Turnouts

 
The colors are too vivid, like they vibrate at an undetectable frequency and what we see is something that is at the height of our perception but still less than what is real. We park the car and walk along a gravel road that wanders through the autumn vineyard and we might as well have stepped into a painting. An infinite cerulean blue sky stretched over russet colored grape-vine ridged hills gives way to a luminous chartreuse green carpet of grass. I stretch out my hand to touch the canvassed sky, but this painting moves and dances with the wind.  We can’t help but laugh because the beauty is too much and our hearts might explode from the eternity of it all.
We continue to drive along the Pacific Coast Highway from Bodega Bay towards San Francisco, the road cradled by ocean and fog on our right and wine-soaked rugged mountains to our left pushing our hearts ahead of us. This is California distilled up through the mist and washed by the sun.

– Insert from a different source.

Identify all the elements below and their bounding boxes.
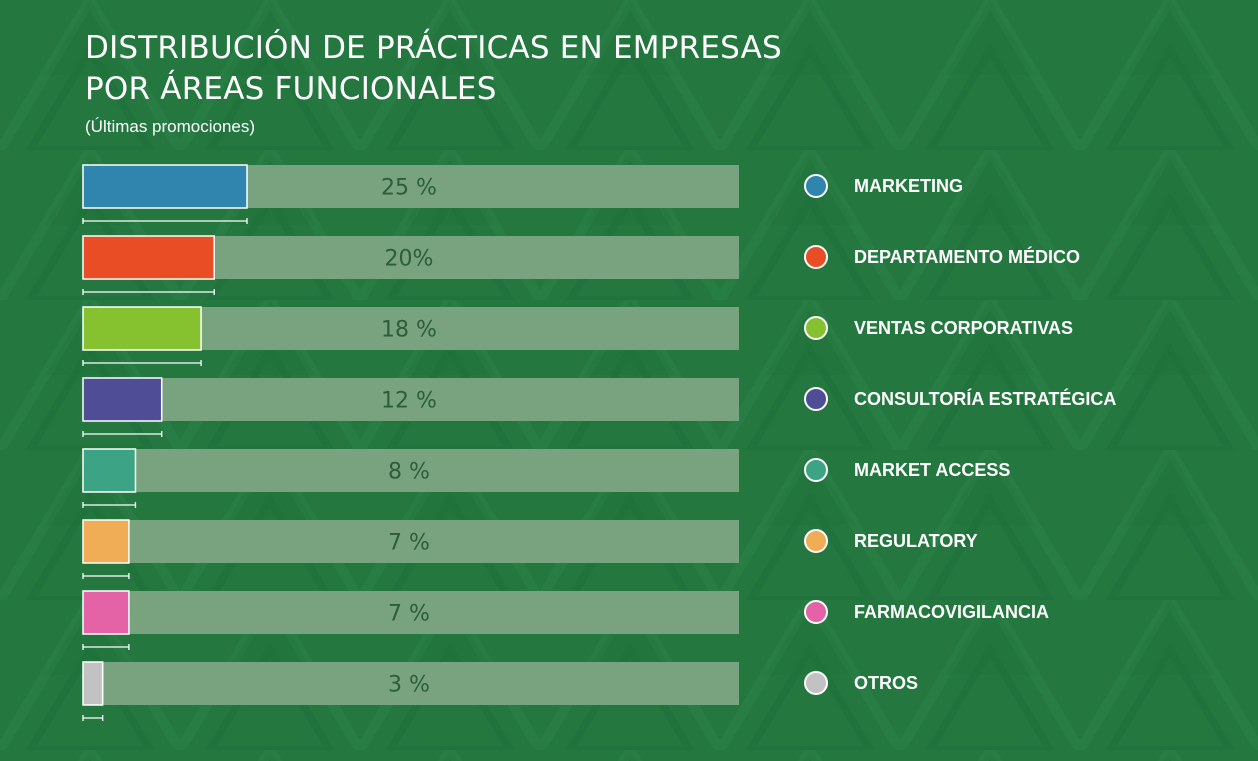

The car hugs the road as we climb higher past trees with curling brown cinnamon stick bark and sweet jasmine scented air. Paul does not brake to meet the curves, but shifts the car into a lower gear and it whinnies at the restraint.  With no guard rail between us and the yawning cliff, I close my eyes and lean in towards Paul as if to counter balance the weight of the car should the passenger side wheels suddenly leave the road.
“Have I ever crunched you?” Paul says.

“Not yet,” I reply weakly.
He laughs and continues the climb, sure of himself and of the road.  I manage to open my eyes and peak through the window.  My stomach drops into the ocean below.

I close my eyes again and think about all of the roads we have travelled that crisscross and connect this ocean to the one on the other side of the country. The roads that slip through rows of tobacco fields and corn stalks flickering by like the spokes of a wheel towards Eastern North Carolina and into the dunes of the outer banks; the long road that threads together the lonely pearls of keys off the southern tip of Florida; Mile Road that connects my heart to the rocky beaches of Maine and the gravel road in between two endless vineyards.  All of those roads and Paul has never crunched me.
He pulls the car over onto a rocky outcropping and turns off the ignition.  We step out of the car and stretch tensed muscles, pushing our arms towards the sky.  Paul walks to the edge and peers over the clouds that drift below us. I hang back afraid of the precipitous edge.  I look at his fearless face bathed in the setting sun and slowly step towards him as he holds out his hand.

“I won’t let you go,” he says.
I stand next to him and say “I know you never will.”